For as long as I can remember, I have always been told that I am someone who fears no words. Someone who says whatever she thinks and does not shy away from conversations. Words were my thing. I held awkward conversations with confidence, no hesitation, no anxiety. It has always been my words and me, a connection that felt like an unbreakable bond
Little did everybody know that the phrase “fake it until you make it” had slowly become my anthem. I hate difficult conversations just as much as the next person. That is the one area where my words have always failed me.

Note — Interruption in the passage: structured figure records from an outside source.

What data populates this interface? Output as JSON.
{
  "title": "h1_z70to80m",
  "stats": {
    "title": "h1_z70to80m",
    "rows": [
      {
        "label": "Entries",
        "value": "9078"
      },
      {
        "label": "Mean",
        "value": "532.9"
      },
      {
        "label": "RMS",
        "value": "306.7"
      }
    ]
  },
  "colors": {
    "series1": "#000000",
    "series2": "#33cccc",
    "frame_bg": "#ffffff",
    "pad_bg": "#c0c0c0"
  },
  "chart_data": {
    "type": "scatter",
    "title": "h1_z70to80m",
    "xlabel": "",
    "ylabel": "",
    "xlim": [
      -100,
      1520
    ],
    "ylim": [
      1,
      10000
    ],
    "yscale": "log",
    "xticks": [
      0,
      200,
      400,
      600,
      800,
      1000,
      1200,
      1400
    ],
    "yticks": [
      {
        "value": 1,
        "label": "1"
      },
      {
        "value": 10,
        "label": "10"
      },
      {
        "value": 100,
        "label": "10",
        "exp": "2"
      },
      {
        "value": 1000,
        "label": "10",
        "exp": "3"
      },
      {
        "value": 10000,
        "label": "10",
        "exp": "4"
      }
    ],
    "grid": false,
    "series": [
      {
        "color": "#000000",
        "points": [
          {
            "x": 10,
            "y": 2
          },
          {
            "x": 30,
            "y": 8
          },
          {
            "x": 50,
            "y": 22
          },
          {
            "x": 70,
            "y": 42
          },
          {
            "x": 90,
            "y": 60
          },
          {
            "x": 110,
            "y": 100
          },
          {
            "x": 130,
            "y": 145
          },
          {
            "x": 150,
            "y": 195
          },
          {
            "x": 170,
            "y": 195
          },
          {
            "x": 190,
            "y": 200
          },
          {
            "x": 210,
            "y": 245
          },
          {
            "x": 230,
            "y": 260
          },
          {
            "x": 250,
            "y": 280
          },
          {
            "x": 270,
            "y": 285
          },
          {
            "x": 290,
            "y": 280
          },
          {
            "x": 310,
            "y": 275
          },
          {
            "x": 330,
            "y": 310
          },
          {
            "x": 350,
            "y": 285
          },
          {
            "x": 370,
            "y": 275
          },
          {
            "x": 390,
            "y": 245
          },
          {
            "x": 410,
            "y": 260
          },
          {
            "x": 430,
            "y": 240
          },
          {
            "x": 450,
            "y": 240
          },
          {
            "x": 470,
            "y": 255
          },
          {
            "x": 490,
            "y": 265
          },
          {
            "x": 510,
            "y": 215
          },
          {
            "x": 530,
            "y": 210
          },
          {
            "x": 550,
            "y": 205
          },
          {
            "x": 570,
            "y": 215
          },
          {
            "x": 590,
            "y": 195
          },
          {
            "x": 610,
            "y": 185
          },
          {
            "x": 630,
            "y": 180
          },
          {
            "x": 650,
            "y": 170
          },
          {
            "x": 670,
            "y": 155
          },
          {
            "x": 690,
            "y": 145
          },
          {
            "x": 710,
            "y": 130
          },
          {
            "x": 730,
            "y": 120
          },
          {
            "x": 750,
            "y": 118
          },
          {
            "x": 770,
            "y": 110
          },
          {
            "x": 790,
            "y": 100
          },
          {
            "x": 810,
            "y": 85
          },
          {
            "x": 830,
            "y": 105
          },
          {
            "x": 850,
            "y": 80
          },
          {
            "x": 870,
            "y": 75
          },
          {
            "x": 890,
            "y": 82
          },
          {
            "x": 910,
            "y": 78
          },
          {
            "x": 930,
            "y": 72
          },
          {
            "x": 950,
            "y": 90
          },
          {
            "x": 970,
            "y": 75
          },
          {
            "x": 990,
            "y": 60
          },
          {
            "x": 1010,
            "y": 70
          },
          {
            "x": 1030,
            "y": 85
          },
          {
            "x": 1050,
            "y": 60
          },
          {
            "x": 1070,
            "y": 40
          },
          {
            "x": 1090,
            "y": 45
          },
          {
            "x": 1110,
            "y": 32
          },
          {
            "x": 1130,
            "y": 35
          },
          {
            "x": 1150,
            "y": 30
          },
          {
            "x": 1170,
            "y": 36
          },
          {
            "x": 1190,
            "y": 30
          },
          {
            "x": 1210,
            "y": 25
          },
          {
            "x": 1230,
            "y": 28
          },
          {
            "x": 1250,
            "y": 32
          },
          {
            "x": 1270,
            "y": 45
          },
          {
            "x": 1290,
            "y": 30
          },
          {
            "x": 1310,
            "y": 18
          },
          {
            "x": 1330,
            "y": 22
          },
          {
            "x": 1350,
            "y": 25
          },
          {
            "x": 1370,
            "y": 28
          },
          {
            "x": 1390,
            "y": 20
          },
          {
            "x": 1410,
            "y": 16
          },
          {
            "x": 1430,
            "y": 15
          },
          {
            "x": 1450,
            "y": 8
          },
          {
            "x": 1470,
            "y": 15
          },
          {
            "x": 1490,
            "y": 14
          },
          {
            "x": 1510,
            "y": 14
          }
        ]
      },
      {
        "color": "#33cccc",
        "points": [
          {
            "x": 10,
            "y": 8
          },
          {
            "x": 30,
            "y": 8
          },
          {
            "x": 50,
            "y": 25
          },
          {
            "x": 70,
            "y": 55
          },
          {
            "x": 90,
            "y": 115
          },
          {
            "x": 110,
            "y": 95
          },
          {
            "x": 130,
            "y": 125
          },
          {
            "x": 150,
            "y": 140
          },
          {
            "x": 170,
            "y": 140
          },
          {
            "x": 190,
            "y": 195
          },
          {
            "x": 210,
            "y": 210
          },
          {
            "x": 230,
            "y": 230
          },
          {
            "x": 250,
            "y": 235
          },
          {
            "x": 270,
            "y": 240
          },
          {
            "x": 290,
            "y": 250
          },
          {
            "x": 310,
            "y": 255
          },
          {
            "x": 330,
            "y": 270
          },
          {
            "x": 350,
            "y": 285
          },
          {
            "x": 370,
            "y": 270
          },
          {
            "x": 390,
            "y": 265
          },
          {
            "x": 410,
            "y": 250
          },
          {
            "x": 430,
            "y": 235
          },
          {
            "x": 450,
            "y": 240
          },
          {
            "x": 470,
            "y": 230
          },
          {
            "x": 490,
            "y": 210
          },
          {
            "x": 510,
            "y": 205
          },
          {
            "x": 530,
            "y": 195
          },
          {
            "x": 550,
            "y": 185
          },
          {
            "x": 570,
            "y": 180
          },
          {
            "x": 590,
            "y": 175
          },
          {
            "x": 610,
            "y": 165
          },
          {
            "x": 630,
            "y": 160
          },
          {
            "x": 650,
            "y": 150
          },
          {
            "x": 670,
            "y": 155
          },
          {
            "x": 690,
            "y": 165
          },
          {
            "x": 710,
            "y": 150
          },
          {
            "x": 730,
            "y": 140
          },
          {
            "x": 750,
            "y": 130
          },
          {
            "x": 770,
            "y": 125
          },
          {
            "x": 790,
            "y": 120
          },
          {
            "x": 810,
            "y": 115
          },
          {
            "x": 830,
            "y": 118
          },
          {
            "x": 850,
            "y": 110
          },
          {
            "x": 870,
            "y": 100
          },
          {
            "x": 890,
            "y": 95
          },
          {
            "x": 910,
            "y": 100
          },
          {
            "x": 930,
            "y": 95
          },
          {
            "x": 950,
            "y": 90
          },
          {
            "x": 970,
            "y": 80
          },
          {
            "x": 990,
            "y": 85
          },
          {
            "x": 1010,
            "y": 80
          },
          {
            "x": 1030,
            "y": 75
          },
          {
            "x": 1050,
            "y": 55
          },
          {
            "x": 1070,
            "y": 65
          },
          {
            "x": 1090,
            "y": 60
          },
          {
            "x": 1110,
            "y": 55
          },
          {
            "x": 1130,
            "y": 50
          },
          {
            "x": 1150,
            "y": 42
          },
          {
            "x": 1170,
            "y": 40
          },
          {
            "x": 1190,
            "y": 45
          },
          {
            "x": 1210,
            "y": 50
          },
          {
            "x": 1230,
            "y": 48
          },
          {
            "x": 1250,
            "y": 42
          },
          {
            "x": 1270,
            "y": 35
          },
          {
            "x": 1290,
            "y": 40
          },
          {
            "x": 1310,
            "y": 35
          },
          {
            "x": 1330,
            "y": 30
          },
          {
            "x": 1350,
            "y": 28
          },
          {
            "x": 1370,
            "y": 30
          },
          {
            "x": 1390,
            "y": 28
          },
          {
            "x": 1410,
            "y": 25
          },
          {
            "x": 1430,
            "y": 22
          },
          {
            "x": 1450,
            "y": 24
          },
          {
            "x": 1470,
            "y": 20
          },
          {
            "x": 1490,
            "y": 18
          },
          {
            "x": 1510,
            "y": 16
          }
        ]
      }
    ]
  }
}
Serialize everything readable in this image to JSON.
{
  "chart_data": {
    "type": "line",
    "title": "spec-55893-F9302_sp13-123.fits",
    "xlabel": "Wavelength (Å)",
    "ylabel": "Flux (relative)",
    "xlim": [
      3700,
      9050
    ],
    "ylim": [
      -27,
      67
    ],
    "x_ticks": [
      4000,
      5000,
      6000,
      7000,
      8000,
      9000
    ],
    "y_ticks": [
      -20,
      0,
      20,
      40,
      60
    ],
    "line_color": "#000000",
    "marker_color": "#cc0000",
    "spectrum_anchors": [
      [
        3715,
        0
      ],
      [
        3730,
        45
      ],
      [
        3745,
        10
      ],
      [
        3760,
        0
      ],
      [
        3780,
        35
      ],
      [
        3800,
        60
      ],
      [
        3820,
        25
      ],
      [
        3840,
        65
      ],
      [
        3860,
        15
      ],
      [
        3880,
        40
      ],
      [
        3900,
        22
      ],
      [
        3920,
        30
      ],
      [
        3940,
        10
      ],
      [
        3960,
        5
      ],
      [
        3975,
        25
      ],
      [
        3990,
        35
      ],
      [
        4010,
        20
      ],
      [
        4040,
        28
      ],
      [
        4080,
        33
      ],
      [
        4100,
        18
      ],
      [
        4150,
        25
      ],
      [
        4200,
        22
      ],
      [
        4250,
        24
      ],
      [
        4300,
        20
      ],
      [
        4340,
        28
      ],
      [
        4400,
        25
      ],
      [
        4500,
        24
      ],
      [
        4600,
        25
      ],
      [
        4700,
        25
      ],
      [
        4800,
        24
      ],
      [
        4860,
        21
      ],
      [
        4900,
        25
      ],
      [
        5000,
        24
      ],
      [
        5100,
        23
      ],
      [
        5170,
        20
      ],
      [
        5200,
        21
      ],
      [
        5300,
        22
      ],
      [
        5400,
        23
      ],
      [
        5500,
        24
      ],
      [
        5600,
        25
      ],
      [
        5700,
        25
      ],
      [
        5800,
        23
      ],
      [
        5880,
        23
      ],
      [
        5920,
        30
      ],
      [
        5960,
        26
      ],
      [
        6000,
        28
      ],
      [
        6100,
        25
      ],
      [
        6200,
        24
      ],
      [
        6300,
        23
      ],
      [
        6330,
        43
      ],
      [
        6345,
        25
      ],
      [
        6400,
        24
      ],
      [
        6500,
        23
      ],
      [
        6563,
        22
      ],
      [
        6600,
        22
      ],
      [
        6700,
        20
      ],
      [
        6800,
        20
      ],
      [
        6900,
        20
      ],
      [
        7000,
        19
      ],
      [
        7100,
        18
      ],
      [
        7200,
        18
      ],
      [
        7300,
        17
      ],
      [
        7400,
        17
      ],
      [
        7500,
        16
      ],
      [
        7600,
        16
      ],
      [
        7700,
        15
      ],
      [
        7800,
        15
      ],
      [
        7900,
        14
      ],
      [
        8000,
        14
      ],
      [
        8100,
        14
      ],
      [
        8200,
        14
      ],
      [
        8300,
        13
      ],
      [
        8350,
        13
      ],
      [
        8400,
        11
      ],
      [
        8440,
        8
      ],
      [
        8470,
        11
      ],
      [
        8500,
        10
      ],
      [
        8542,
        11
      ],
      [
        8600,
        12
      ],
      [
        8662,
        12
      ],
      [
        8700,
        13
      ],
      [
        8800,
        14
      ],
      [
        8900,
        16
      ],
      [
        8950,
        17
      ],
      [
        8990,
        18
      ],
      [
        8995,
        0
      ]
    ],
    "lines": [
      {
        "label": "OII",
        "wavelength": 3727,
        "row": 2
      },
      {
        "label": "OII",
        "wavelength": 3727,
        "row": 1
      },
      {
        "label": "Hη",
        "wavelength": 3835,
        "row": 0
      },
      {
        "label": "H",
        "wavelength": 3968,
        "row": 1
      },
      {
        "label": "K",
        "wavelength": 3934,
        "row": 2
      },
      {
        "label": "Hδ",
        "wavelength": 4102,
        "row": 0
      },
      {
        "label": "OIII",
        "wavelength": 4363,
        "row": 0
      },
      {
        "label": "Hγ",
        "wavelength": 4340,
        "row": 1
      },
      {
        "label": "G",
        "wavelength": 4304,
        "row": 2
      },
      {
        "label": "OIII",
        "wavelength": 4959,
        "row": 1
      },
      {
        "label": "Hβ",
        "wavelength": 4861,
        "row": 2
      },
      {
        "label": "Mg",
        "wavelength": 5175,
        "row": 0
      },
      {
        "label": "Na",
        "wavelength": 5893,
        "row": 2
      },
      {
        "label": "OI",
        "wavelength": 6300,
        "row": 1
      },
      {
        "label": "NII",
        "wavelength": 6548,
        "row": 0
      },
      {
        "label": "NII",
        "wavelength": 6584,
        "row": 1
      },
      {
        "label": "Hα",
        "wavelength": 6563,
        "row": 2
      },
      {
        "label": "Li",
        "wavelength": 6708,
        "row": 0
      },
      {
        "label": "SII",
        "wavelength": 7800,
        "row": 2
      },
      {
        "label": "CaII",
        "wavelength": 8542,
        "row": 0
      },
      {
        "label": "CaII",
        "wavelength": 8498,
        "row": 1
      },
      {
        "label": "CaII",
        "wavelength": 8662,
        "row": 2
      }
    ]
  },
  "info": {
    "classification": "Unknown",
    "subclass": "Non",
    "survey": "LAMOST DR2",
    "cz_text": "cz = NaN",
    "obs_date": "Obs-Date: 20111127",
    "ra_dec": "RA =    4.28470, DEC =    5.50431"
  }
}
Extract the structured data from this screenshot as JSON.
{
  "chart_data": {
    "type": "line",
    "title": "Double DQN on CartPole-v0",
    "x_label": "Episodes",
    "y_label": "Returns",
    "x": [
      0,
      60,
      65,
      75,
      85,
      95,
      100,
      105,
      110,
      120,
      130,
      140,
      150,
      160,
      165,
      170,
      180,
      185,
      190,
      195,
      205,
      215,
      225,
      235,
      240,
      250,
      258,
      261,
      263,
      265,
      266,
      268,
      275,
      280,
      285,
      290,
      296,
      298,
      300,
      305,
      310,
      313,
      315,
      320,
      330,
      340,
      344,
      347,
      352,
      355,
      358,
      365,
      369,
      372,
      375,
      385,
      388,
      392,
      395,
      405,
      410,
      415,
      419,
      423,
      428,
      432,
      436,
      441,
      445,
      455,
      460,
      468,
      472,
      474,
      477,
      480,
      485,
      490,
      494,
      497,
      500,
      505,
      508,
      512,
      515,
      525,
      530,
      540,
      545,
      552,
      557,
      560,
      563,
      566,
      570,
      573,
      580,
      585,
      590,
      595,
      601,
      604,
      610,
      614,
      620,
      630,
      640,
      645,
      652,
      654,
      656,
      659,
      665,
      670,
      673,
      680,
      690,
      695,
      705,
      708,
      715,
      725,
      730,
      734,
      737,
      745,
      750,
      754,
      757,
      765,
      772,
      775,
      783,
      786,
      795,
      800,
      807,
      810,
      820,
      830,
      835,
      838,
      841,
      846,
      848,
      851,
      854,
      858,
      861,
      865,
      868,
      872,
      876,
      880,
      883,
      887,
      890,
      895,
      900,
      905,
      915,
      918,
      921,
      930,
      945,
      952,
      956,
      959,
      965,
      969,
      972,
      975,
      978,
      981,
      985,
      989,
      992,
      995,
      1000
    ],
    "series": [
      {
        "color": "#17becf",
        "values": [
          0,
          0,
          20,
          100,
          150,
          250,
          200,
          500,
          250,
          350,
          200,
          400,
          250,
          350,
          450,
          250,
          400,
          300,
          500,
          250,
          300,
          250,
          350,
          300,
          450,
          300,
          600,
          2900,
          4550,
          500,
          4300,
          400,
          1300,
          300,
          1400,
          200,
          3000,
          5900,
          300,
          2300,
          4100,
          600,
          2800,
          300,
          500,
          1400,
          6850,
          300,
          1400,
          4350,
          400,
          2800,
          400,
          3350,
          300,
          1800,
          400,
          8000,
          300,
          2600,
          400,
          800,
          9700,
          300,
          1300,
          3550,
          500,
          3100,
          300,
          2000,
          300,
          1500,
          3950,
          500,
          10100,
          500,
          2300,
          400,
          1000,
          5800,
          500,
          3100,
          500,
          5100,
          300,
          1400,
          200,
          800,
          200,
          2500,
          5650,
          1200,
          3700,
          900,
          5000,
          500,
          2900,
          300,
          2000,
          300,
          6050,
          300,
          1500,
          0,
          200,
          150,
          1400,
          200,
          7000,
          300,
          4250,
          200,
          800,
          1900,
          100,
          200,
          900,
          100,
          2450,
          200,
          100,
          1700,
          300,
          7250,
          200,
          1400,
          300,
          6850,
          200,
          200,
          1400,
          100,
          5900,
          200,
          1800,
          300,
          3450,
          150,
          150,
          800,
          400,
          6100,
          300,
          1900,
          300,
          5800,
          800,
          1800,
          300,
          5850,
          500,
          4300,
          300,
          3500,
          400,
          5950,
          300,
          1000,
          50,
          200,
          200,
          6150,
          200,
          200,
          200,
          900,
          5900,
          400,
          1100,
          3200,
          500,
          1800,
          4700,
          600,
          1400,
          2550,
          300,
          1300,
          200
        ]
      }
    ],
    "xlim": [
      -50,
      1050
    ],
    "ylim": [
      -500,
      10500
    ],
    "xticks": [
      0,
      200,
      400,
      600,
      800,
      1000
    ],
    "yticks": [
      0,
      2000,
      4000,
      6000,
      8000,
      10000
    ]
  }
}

Growing up, I had to come to terms with the fact that in your twenties, difficult conversations make up half of your dialogue. Whether it is with your boss, with that one friend who was never meant to stay in your life, with your roommate, or with your professors, adjusting to difficult conversations is one of the first big steps you must take when coming to terms with adulthood.
For the longest time, I thought being good with words meant being good with conversations. I thought confidence in speaking meant I would never struggle to say what needed to be said. But difficult conversations are different. They are heavier. They carry emotions, expectations, and sometimes consequences. Suddenly, words that once came easily start to feel too small or too risky.
In your twenties, conversations begin to carry weight. They are no longer just about speaking your mind. They are about setting boundaries, expressing disappointment, admitting when you are wrong, and sometimes walking away from people or situations that no longer fit who you are becoming. That is when you realize that the hardest part of communication is not talking. It is honesty.
I have had moments where I rehearsed conversations in my head a hundred times before saying them out loud. Conversations with friends where I had to explain how something they did hurt me. Conversations with professors where I had to advocate for myself. Conversations with people I once cared deeply about, where silence would have been easier but truth was necessary.
The strange thing about difficult conversations is that they rarely feel good in the moment. Your voice might shake. You might second guess your words. You might even wish you had stayed quiet. But afterwards, there is a kind of clarity that follows honesty. A quiet understanding that speaking up, even imperfectly, is part of growing into yourself.
I am still learning that being “someone who fears no words” does not mean never being afraid to speak. It means choosing to speak anyway.
Maybe that is what adulthood really looks like. Not mastering every conversation, but slowly learning that the difficult ones are often the most important.